The union representing TTC workers and the city have started a war of words over what it means to be an essential service in Rob Ford's Toronto - and how the city will pay for it.
With workers' contracts expiring at the end of March and the city requesting that the province curb their right to strike, the union boss is already sparring with city officials over whether TTC workers deserve compensation on par with Toronto's police and firefighters.
ATU Local 113 president Bob Kinnear has been quoted recently saying he believes transit workers, if declared essential, should get the same pay as Toronto's other essential emergency services.
He told the Globe and Mail on Monday he has been forced to take this position by the city.
On Thursday, city council voted 28 to 17 in favour of asking the province to make the TTC an essential service. Now it's a waiting game to see if the province takes action before union negotiations begin in February.
"We don't believe that we meet the same threshold as the police and the fire. It's the city that's making that argument," Mr. Kinnear said in an interview. "If the city - city council, and the Toronto Transit Commission - want to deem us an essential service equivalent to the firefighters and police, then we would obviously argue that the compensation should be the same."

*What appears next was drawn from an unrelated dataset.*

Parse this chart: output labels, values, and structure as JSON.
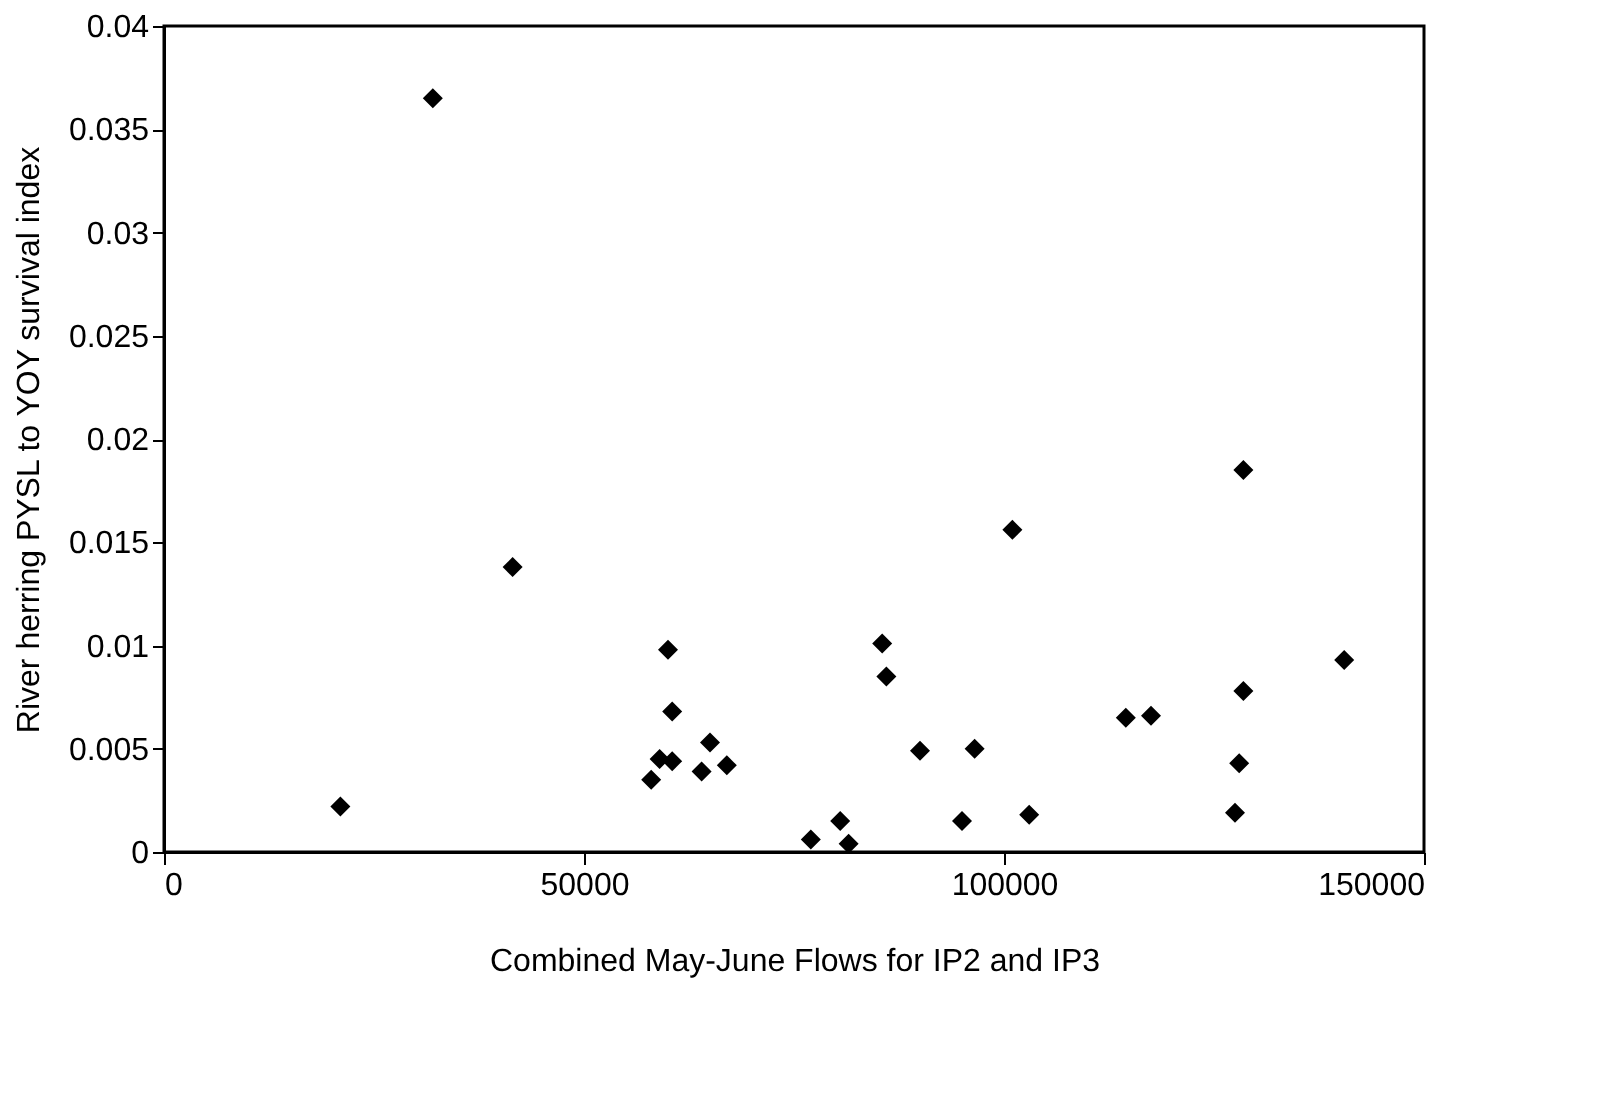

A 4th class Toronto police constable currently earns $56,731 in base pay, while a 1st class constable earns $81,046. A first class firefighter, the lowest rank, earns $78,741.
Meanwhile the top rate for a TTC operator is $29.43 per hour, and $35.31 per hour for a mechanic, according to TTC's director of corporate communications Brad Ross.
Mr. Kinnear said employees typically earn $56,000 to $57,000 on average before overtime pay.
But TTC chairman Karen Stintz, who voted in favour of council's request to the province, said the assertion that TTC workers be paid at the same level as Toronto's finest was entirely off base.
"They aren't doing the same job as police and firefighters," she said. "I'm not sure that's a reasonable expectation given that they're not doing the same job."
But Mr. Kinnear said by being made an essential service, the city is putting them in the same, albeit unwanted, position.
"We recognize the important job that police services and fire provide to this city and we have the utmost respect for them and the jobs that they do each and every day putting their lives on the line," Mr. Kinnear said. "That's the whole reason why we don't believe we should be characterized the same as them."
While he's already said more work-to-rule campaigns are in store if the TTC is deemed essential, Mr. Kinnear said the focus will also turn to equal pay.
"Is it unreasonable to think, that if we were deemed, our organization was deemed, an essential service that we wouldn't put forth our best arguments to increase the compensation?" he said. "Why wouldn't we do that?"
That mindset is likely to anger already disgruntled transit users, but Mr. Kinnear said they have the city to blame.